Notes for season 1 episode 2 “Ghosts”

02:30 A hitman takes instruction via a public payphone. Person of Interest loves New York payphones, reflecting both older technology and shared public infrastructure (like abandoned libraries, subways). In reality New York had started pulling out payphones in 2015 before the series had finished. The final one was removed in May 2022, replaced by LinkNYC kiosks, those sensor-surveillance-advertising monoliths (known as “BT Street Hubs” in London).

17:00 Reese discovers the target is using underground card skimmer units and sadly not the cool Terminator 2 ATM jackpotting method. 

22:14 Finch traces the IP address “258.133.87.980” – Person of Interest frequently uses the style of fake IP addresses by using numbers larger than 255, which is just painful for network people to catch. Ideally fiction should be using the RFC 5737 documentation blocks as equivalent to phone numbers starting “555”. Or, even better, the documentation blocks for IPv6.

(Fun fact: one of the IP addresses you see on-screen in Hackers (1995) is the Demon Internet dial-up static IP address used by a designer on the movie.)

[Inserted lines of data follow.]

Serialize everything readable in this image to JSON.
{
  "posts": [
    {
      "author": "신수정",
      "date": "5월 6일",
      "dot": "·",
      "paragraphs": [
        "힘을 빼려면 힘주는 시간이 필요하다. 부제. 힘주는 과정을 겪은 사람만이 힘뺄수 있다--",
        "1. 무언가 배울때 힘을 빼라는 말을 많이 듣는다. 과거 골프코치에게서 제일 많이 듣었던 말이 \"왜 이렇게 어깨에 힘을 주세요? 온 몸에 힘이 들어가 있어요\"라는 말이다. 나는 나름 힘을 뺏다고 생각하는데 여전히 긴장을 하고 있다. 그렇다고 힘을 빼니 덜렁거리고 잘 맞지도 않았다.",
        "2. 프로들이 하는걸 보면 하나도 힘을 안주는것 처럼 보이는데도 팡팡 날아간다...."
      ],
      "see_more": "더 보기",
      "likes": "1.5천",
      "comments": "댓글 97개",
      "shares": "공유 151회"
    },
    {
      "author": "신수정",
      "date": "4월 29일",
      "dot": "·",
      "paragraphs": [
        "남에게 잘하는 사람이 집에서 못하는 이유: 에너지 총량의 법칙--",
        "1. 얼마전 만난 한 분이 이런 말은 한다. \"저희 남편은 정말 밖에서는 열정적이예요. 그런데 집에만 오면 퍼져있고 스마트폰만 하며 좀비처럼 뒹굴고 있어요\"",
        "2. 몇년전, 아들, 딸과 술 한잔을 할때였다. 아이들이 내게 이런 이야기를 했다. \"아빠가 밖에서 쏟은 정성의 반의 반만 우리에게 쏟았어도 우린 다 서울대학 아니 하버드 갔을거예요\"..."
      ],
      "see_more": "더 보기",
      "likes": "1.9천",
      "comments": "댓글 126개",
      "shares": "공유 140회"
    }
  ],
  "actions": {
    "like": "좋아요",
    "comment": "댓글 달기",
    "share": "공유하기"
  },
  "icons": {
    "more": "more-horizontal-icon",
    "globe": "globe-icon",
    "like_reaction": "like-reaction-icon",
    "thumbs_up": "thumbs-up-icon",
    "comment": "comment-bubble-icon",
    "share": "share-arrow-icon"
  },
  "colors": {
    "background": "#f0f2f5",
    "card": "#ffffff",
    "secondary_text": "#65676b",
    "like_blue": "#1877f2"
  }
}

30:00 Flashback to 2007 and Finch’s office is now full of server racks whirring away. This is another production design cliche I find painful. Each server in each rack has at least one fan running, and they’re not built to run silently. All those fans are pushing warm air out of the rack so, unless the room has serious air conditioning, it’ll be a sauna. Server rooms are generally very loud and quite cold. Not the ideal place to put a software engineer’s desk… but production designers on TV and movies keep doing it.